Immigrationsminister Mouzalas wäscht seine Hände in Unschuld

Immigrationsminister Giannis Mouzalas schiebt sämtliche Verantwortung von sich. Wiederholt sucht er die Schuld bei anderen. An dem faktischen Gefangenendasein von Flüchtlingen und Immigranten auf den griechischen Inseln ist seiner Meinung nach die Europäische Union schuld, die einen entsprechenden Passus im Flüchtlingspakt mit der Türkei unterschrieben hat. Die schleppende Bearbeitung der Asylanträge der Ankommenden liegt an mangelnden Geldmitteln und Personalknappheit des griechischen Staats, wird von Seiten des Ministeriums angeführt.

Die schlechte Unterbringung der Flüchtlinge und Immigranten auf den Inseln hängt, wenn dem Ministerium Glauben geschenkt werden kann, mit dem Widerstand der Ortsansässigen zusammen. Kurzum, Mouzalas räumte dem Nachrichtenmagazin Der Spiegel gegenüber ein, er könne auch in diesem Winter nicht ausschließen, dass Menschen in den Lagern auf den Inseln aufgrund der dort herrschenden untragbaren Zustände und bei den im Winter zu erwartenden Wetterverhältnisse sterben.

Der Minister fügte zudem an, Todesfälle seien umso wahrscheinlicher, wenn weiterhin Flüchtlinge und Immigranten aus der Türkei nach Griechenland kommen würden. Diese zynische Feststellung hat hinsichtlich Mouzalas Verbleib im Amt bislang keine Konsequenzen. Offenbar fällt niemandem in der Regierung auf, dass Mouzalas Äußerungen denen von Premierminister Alexis Tsipras diametral entgegenstehen.
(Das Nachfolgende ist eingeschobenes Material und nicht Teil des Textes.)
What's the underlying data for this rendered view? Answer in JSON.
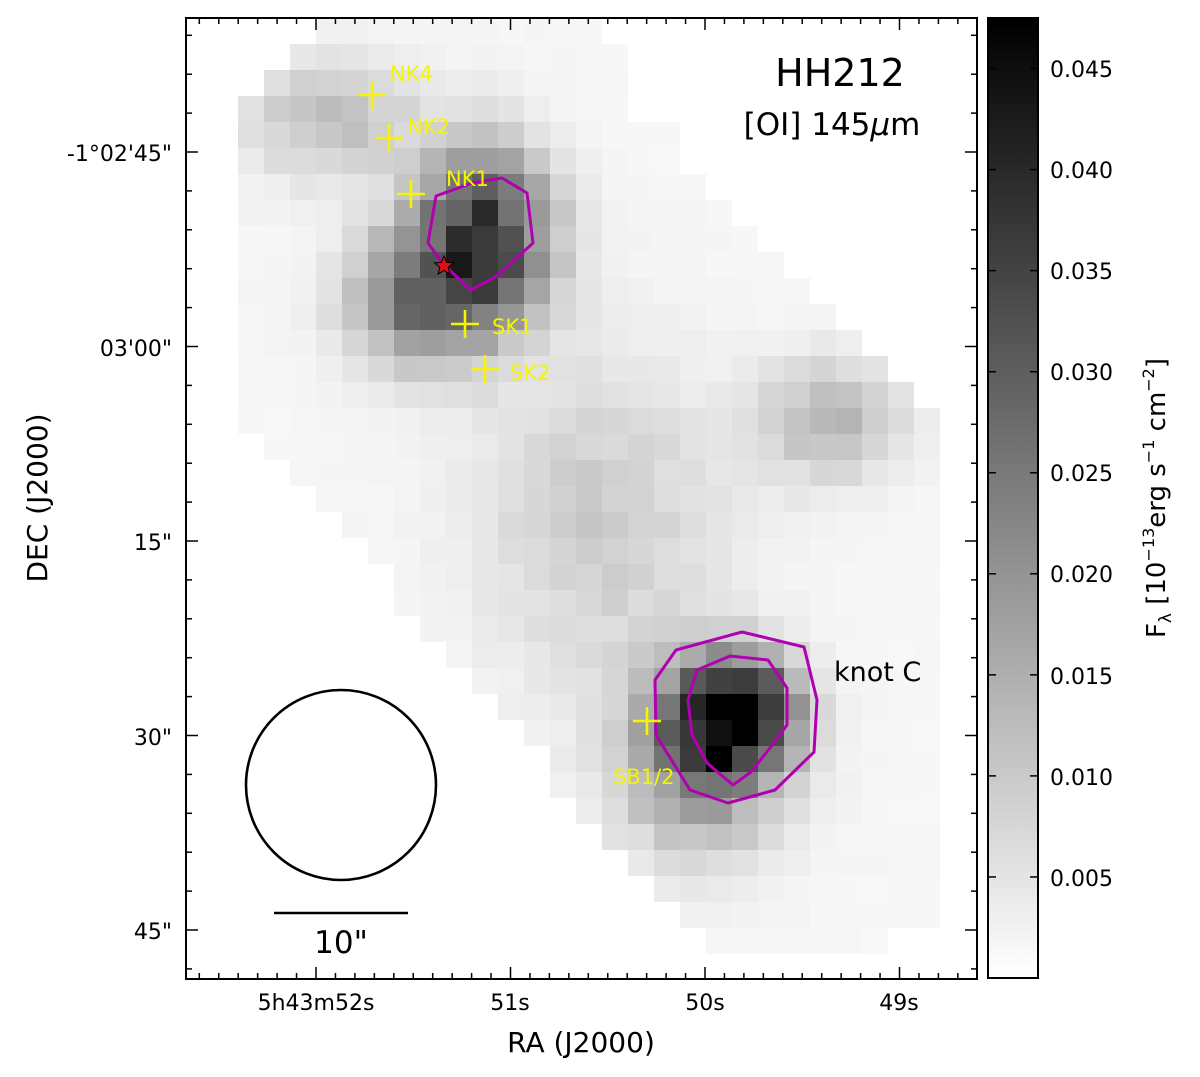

Tsipras hatte gesagt, er sei stolz darauf, wie Griechenland die Flüchtlinge und Immigranten behandeln würde.

Folgenlos bleibt auch, dass es hinsichtlich der Veröffentlichung der Zahl der Neuankömmlinge seitens des Ministeriums kaum mehr kongruente Informationen gibt. Dort, wo es über eine Mailingliste täglich neue statistische Zahlen gab, werden nunmehr Bulletins versandt, wenn - wie es in Griechenland heißt - "sich jemand daran erinnert". Ähnlich sieht es mit der Informationslage vor Ort in und um die Lager aus. Theoretisch sind journalistische Reportagen dort möglich. Sie müssen nur beim Mediendienst des Immigrationsministeriums beantragt werden. Praktisch landen die entsprechenden Anträge in irgendeinem virtuellen Papierkorb. Denn der Mediendienst, der ansonsten rege für eigene Publikationen Fotos griechischer Fotoreporter per Email anfordert, antwortet nie auf die Anträge, wie eine Umfrage unter professionellen Bildberichterstattern ergab.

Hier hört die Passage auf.